Faison stressed that it isn’t a lack of ambition, but a question of timing: “AI has…changed what R&D looks like in the short term, as everyone grapples with the seismic changes coming from LLMs.”
Customer Support
Customer support has the attention of nearly 60% of providers. Arguably a smart area of focus — because research has shown that increasing customer retention by just 5% can boost profits anywhere from 25% to 95%.
As for what Faison takes from this, he said: “I think it depends on what support really means.” He added: “A lot of companies are chasing the AI chatbot dream of lower costs and investing heavily in it.”
Not to knock chatbots, of course. They’re helpful and can help sort and mitigate simple issues, but many companies are realizing that they’re not actually any good for retention. Which is why customers want human support.
“We are actually seeing many companies move in the opposite direction, with uneven results,” Faison said. “We believe it is a competitive advantage to have humans handling customer issues. When customers are in trouble, they absolutely care that the person on the other end is fully trained, capable, and empathetic to their concerns.”
What’s Going to the Wayside
UpCloud’s survey identified these numbers for providers who are either not likely or only slightly likely to invest within the next 12-24 months:
- Infrastructure modernization: 25%
- Expanding service offerings: 25%
Note: Exact numbers may differ. Percentages are rounded from survey graphs.
While it appears that many hosts do have plans to upgrade, they’re still happy to continue relying on existing hardware. Uptime Institute reports something similar in their stack: Data center server refresh cycles are slowing, with many purposely running older hardware.

Of course, none of this means modernization is being completely ignored. Sooner or later, upgrades will be unavoidable, especially as AI and edge computing require more powerful infra.
But from his own experience, Faison said sometimes it’s just about the timing. InMotion Hosting just followed a similar path: “I see this as cyclical. [InMotion Hosting] just came through two years of infrastructure and data center upgrades, and now we are shifting more spending toward product development.”
That brings the weakest category overall: service expansion — but particularly managed services and niche hosting. Fewer than half of providers said they plan to prioritize it within the next two years.

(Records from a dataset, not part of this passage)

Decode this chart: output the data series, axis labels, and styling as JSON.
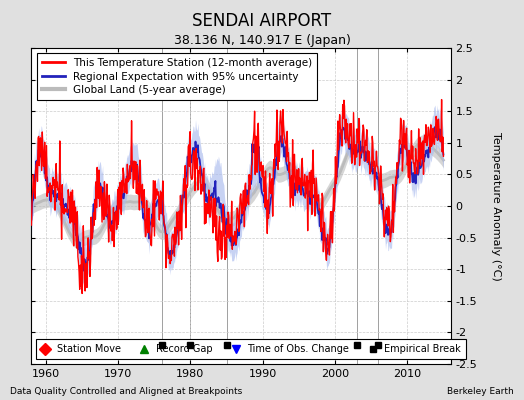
{
  "title": "SENDAI AIRPORT",
  "subtitle": "38.136 N, 140.917 E (Japan)",
  "ylabel": "Temperature Anomaly (°C)",
  "xlabel_bottom_left": "Data Quality Controlled and Aligned at Breakpoints",
  "xlabel_bottom_right": "Berkeley Earth",
  "ylim": [
    -2.5,
    2.5
  ],
  "xlim": [
    1958,
    2016
  ],
  "yticks": [
    -2.5,
    -2,
    -1.5,
    -1,
    -0.5,
    0,
    0.5,
    1,
    1.5,
    2,
    2.5
  ],
  "xticks": [
    1960,
    1970,
    1980,
    1990,
    2000,
    2010
  ],
  "vertical_lines": [
    1976,
    1980,
    1985,
    2003,
    2006
  ],
  "empirical_breaks": [
    1976,
    1980,
    1985,
    2003,
    2006
  ],
  "legend_labels": [
    "This Temperature Station (12-month average)",
    "Regional Expectation with 95% uncertainty",
    "Global Land (5-year average)"
  ],
  "station_color": "#FF0000",
  "regional_color": "#2222BB",
  "regional_fill_color": "#AABBEE",
  "global_color": "#BBBBBB",
  "bg_color": "#E0E0E0",
  "plot_bg_color": "#FFFFFF",
  "grid_color": "#CCCCCC",
  "title_fontsize": 12,
  "subtitle_fontsize": 9,
  "tick_fontsize": 8,
  "ylabel_fontsize": 8
}
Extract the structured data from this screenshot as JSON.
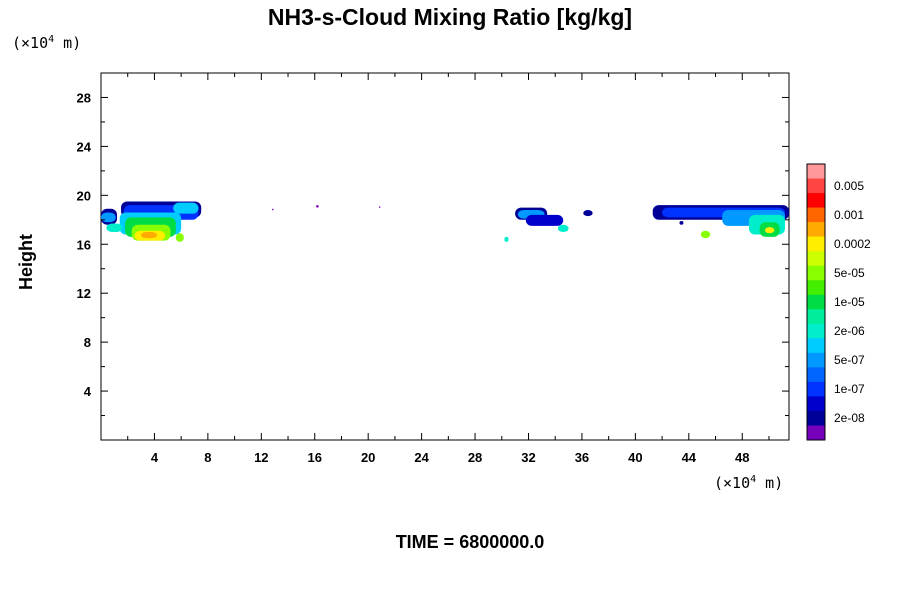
{
  "chart_data": {
    "type": "heatmap",
    "title": "NH3-s-Cloud Mixing Ratio [kg/kg]",
    "xlabel": "",
    "ylabel": "Height",
    "x_unit_prefix": "(×10",
    "x_unit_exp": "4",
    "x_unit_suffix": " m)",
    "y_unit_prefix": "(×10",
    "y_unit_exp": "4",
    "y_unit_suffix": " m)",
    "xlim": [
      0,
      51.5
    ],
    "ylim": [
      0,
      30
    ],
    "x_ticks": [
      4,
      8,
      12,
      16,
      20,
      24,
      28,
      32,
      36,
      40,
      44,
      48
    ],
    "y_ticks": [
      4,
      8,
      12,
      16,
      20,
      24,
      28
    ],
    "colorbar": {
      "labels": [
        "0.005",
        "0.001",
        "0.0002",
        "5e-05",
        "1e-05",
        "2e-06",
        "5e-07",
        "1e-07",
        "2e-08"
      ],
      "colors": [
        "#ff9999",
        "#ff4444",
        "#ff0000",
        "#ff6600",
        "#ffaa00",
        "#ffee00",
        "#ccff00",
        "#88ff00",
        "#44ee00",
        "#00dd44",
        "#00ee99",
        "#00eecc",
        "#00ccff",
        "#0099ff",
        "#0066ff",
        "#0033ff",
        "#0000cc",
        "#000099",
        "#7700bb"
      ]
    },
    "cloud_regions": [
      {
        "name": "left cloud",
        "x_range": [
          0,
          7.5
        ],
        "height_range": [
          16.3,
          19.5
        ],
        "max_level": "0.0002"
      },
      {
        "name": "speck 1",
        "x_range": [
          12.8,
          12.9
        ],
        "height_range": [
          18.8,
          18.9
        ],
        "max_level": "2e-08"
      },
      {
        "name": "speck 2",
        "x_range": [
          16.1,
          16.3
        ],
        "height_range": [
          19.0,
          19.2
        ],
        "max_level": "2e-08"
      },
      {
        "name": "speck 3",
        "x_range": [
          20.8,
          20.9
        ],
        "height_range": [
          19.0,
          19.1
        ],
        "max_level": "2e-08"
      },
      {
        "name": "mid cloud",
        "x_range": [
          30.3,
          35.0
        ],
        "height_range": [
          16.6,
          19.0
        ],
        "max_level": "2e-06"
      },
      {
        "name": "right cloud",
        "x_range": [
          41.3,
          51.5
        ],
        "height_range": [
          16.5,
          19.3
        ],
        "max_level": "5e-05"
      }
    ]
  },
  "footer": {
    "time_label": "TIME = 6800000.0"
  }
}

Ironically, another aspect of the same survey shows a heavy interest in managed services. Analysts also expect the global managed services market to more than double from $335 million in 2025 to $731 million by 2030.

But a healthy market projection doesn’t reflect every provider’s reality. For small and midsize hosts, it’s likely that hesitation comes down to cost and resources. It requires funding and investments to expand infrastructure with new servers and data center space or to hire specialized staff.
It’s as Faison said: “It simply means the near-term focus is on how products evolve. Everyone is trying to figure out where AI can be integrated to create real value for customers, and trying to avoid doing that poorly.”